Sarah Paulson on Why Women Work Better Together (Guest Column)

Sarah Paulson on Why Women Work Better Together (Guest Column)

The 'American Horror Story' star challenges the narrative that females are always in competition — and reveals how overcoming that idea on Ryan Murphy sets revitalized her career.

I was raised with this idea that women don't work well together — not by my parents, but environmentally, societally and culturally, I was conditioned to think that women didn't get along. Female relationships are often depicted on film as contentious (unhinged jealousy, competing for the same man, same job, that dress at a sample sale), and somehow that narrative penetrated my own way of thinking. The only way to get a seat at the table is by elbowing other women out of the way.

This business can feed into that falsehood. The way actors procure jobs is how this narrative can be born, bred and fed. Competing is part of the game — and in trying to be the one who is chosen, it can be hard to not make decisions based on what others expect of you. Your personal compass becomes unreadable. When I was new to Los Angeles, I got a meeting with a powerful female agent whom I was desperate to have represent me. I showed up to meet her wearing something I thought looked nice, something that felt like me. She looked closely and said, "What's wrong with your hair?" (Um, I wasn't sure.) She later called my manager with similar questions: "What was she wearing? What could she have possibly been thinking?" What was I thinking? I don't know, that perhaps this powerful agent was interested in me as a performer? That she thought maybe I had a future? What she was telling me instead was that my appearance wasn't satisfying to her, and perhaps something was "wrong" with me.

I wish I could say I hadn't signed with her. I did. I wish I could say I didn't stay with her for more than a year. I did. It's not lost on me, however, that while with her, I didn't work very much at all. It's not lost on me now that the reason for that probably had plenty to do with not being free to be me. I don't blame her. I blame myself and my commitment to letting the narrative I had come to subscribe to, guide me. As a woman, I couldn't expect another woman to root for me, much less embrace me and my unintentionally weird outfit and strange hair.
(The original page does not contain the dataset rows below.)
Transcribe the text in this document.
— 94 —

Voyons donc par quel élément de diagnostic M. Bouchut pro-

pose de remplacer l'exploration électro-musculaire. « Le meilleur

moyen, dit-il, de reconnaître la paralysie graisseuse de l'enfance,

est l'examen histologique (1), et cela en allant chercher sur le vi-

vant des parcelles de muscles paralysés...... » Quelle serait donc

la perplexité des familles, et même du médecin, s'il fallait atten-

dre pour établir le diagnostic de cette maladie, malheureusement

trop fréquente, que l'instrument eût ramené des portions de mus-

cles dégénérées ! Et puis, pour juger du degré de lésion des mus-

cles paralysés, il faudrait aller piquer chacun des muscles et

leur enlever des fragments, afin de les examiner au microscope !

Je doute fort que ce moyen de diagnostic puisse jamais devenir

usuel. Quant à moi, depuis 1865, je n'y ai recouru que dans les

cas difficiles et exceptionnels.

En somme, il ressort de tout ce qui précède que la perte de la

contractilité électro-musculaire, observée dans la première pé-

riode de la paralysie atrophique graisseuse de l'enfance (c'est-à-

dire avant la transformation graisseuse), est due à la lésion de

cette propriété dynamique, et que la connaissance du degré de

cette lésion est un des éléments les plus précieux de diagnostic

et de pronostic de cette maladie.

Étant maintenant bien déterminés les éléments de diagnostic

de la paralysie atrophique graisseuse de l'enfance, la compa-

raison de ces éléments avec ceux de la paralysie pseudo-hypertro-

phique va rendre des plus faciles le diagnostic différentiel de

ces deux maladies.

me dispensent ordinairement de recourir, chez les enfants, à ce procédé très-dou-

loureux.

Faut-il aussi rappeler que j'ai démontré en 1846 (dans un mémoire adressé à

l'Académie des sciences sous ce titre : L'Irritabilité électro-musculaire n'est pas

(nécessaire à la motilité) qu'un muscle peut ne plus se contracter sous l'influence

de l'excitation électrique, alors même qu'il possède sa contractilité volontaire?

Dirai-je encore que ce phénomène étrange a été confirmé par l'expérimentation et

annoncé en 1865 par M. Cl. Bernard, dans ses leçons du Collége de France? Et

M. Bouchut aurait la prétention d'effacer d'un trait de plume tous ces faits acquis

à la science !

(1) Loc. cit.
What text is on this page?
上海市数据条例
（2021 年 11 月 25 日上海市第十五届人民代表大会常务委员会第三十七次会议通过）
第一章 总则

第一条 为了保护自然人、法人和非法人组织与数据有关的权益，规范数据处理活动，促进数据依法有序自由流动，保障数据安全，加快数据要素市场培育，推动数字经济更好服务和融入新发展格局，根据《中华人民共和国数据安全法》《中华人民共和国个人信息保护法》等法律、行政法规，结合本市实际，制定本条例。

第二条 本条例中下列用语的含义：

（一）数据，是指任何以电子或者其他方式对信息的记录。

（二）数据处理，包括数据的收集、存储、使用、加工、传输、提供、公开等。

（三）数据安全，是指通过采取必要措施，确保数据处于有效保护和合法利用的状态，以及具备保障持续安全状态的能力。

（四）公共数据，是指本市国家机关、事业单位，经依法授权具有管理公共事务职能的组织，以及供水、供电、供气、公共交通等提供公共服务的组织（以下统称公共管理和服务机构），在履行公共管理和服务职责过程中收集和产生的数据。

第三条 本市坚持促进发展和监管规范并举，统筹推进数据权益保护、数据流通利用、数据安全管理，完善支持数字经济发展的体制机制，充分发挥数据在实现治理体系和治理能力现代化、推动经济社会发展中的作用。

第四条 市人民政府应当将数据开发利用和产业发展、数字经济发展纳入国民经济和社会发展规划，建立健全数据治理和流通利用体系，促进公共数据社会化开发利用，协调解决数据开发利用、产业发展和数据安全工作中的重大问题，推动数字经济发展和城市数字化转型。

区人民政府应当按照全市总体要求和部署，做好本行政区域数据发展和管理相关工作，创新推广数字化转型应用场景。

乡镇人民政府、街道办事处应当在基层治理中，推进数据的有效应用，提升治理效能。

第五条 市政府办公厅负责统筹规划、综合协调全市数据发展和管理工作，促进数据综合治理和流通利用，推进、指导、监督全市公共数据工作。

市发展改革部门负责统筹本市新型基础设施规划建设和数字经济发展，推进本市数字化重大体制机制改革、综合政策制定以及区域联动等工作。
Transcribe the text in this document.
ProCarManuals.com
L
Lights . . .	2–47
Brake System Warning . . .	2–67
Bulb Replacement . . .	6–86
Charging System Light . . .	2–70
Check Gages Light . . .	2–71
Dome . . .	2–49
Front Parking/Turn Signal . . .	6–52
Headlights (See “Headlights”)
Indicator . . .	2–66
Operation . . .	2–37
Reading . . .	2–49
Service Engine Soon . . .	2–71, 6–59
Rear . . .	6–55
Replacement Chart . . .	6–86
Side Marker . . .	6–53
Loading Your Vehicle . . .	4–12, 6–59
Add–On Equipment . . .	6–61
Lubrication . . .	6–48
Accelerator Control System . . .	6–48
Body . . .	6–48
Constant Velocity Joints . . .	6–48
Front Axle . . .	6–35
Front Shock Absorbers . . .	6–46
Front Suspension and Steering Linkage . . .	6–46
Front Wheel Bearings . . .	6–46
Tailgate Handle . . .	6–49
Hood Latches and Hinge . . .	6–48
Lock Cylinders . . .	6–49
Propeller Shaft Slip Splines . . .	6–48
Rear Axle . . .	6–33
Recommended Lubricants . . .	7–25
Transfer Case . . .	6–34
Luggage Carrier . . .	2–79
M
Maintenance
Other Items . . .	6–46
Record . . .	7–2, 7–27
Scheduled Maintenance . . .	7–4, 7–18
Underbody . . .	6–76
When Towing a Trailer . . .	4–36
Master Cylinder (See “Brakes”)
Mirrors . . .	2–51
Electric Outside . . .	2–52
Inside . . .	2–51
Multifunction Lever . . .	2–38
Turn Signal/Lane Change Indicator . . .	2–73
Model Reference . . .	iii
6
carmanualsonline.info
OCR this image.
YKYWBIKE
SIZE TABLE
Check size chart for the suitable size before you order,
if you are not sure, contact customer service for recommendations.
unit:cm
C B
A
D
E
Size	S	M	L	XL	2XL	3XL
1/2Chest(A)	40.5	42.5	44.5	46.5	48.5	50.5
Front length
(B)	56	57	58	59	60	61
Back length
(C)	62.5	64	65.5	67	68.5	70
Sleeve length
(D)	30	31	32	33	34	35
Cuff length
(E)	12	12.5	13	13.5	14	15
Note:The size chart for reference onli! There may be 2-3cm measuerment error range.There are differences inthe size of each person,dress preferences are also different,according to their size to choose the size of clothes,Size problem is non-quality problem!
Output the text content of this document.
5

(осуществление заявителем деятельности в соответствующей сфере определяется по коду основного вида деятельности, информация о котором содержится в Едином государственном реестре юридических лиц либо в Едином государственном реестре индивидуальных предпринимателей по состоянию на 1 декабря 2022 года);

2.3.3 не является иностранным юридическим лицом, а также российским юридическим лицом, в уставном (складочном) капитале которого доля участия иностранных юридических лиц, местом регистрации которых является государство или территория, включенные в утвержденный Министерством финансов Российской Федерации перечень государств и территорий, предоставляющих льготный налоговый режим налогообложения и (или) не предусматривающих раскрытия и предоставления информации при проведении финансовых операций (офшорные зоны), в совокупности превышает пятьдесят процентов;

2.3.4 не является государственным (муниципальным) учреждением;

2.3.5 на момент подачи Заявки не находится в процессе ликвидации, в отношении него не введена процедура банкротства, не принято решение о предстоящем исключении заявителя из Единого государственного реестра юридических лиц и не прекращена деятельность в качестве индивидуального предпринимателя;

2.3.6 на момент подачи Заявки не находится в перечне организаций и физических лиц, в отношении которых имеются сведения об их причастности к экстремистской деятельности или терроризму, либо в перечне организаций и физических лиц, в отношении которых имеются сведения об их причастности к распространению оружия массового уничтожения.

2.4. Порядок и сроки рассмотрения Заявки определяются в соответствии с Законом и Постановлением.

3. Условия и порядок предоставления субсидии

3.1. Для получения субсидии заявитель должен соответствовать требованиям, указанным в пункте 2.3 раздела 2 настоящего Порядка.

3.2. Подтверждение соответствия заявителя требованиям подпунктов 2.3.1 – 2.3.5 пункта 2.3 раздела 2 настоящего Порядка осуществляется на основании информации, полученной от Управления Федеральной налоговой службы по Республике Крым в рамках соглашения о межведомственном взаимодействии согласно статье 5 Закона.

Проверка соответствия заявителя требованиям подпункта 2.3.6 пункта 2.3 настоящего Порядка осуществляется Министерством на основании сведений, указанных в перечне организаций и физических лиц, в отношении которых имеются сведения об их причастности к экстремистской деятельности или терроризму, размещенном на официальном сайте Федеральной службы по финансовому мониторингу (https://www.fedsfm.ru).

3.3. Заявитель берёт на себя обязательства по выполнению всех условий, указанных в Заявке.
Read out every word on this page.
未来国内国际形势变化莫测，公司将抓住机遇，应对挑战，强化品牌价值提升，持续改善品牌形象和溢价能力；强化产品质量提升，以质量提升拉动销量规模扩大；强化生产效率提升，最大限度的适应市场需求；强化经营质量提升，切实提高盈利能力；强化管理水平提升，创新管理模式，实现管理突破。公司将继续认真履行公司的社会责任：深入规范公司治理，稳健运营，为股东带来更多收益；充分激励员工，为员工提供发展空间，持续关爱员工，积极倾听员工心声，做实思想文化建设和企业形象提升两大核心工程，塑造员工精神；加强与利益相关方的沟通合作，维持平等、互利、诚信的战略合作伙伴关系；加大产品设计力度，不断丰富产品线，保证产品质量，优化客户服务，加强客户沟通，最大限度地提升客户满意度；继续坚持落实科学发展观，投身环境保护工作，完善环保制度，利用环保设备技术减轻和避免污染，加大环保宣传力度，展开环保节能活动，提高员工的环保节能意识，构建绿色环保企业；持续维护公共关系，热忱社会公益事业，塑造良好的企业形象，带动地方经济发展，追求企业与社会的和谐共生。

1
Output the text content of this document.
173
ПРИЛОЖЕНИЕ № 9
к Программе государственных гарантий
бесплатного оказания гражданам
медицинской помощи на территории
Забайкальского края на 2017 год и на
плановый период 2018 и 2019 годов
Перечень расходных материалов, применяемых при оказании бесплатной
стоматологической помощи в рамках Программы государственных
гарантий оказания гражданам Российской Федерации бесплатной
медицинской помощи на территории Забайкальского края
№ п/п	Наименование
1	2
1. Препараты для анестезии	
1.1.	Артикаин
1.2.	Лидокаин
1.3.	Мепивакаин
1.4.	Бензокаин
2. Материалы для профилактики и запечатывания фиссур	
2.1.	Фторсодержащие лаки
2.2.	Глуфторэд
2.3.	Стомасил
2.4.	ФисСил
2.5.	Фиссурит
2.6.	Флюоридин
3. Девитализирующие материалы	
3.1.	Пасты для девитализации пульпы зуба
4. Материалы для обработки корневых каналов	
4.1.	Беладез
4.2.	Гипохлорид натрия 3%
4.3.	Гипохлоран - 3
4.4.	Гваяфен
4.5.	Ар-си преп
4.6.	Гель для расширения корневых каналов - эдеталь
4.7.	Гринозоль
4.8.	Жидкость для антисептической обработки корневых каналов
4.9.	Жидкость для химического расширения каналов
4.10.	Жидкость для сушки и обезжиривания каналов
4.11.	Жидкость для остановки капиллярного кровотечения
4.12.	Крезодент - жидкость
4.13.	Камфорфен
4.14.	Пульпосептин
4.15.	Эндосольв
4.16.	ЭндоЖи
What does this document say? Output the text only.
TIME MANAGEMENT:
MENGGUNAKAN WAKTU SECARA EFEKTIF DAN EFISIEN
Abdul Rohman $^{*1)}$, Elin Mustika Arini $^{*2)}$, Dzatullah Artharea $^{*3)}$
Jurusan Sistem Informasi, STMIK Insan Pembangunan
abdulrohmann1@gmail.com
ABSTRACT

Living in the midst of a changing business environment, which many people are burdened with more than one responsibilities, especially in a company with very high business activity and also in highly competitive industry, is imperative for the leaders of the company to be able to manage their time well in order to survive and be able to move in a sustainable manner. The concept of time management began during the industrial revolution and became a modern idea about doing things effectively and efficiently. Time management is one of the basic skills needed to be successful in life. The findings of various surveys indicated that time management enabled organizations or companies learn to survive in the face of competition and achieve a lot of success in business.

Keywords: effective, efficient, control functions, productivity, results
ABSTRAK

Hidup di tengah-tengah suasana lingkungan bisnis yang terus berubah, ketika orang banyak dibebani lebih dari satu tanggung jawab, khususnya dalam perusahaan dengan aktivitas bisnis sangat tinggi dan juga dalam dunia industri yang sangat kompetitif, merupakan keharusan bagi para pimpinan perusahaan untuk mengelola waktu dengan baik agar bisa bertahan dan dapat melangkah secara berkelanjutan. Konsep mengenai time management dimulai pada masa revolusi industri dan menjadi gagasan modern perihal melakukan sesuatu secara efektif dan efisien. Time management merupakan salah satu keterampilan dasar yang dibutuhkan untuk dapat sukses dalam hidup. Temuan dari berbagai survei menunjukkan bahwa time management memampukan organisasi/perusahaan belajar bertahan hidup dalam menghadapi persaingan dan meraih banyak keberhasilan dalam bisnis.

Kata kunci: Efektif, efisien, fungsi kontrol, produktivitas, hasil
My sense of self is something that I came to later in life, rather recently in fact, because of the kind of people I've been lucky enough to work with — namely Ryan Murphy. He creates an environment where my ideas are heard, and it's a true collaborative experience. He relies on my attention to detail and my curiosity, and he nurtures that in me and in so many women. Take American Horror Story. You've got Kathy Bates, Angela Bassett, Jessica Lange and Connie Britton, all over 40 and getting opportunities to continue to do work that heretofore had been unavailable to most women past a certain age. Working on that show, I came up against my own prejudice, that narrative I had been holding without realizing it, about what it was like to work with women. To realize that I didn't have to succumb to this notion that I erroneously held onto has been not only liberating but incredibly stimulating.

I know now that trying to mold yourself into something you're not by diluting your uniqueness is the surest way to ensure you won't work the way you hope to. I don't just mean that you won't get hired. You will lose that opportunity to discover for yourself what kind of work you want to do — what moves you, what you see. Martha Graham wrote a letter to Agnes de Mille that I always try to hold close, where she describes that preserving one's uniqueness is the greatest responsibility of an artist: "There is a vitality, a life force, an energy, a quickening that is translated through you into action, and because there is only one of you in all of time, this expression is unique. And if you block it, it will never exist through any other medium and it will be lost. The world will not have it … It is your business to keep it yours clearly and directly, to keep the channel open … You have to keep yourself open and aware to the urges that motivate you."

If I had known this from the beginning of my career, who knows what might have happened. All I know is that I'm grateful to know it now, and I won't soon forget it.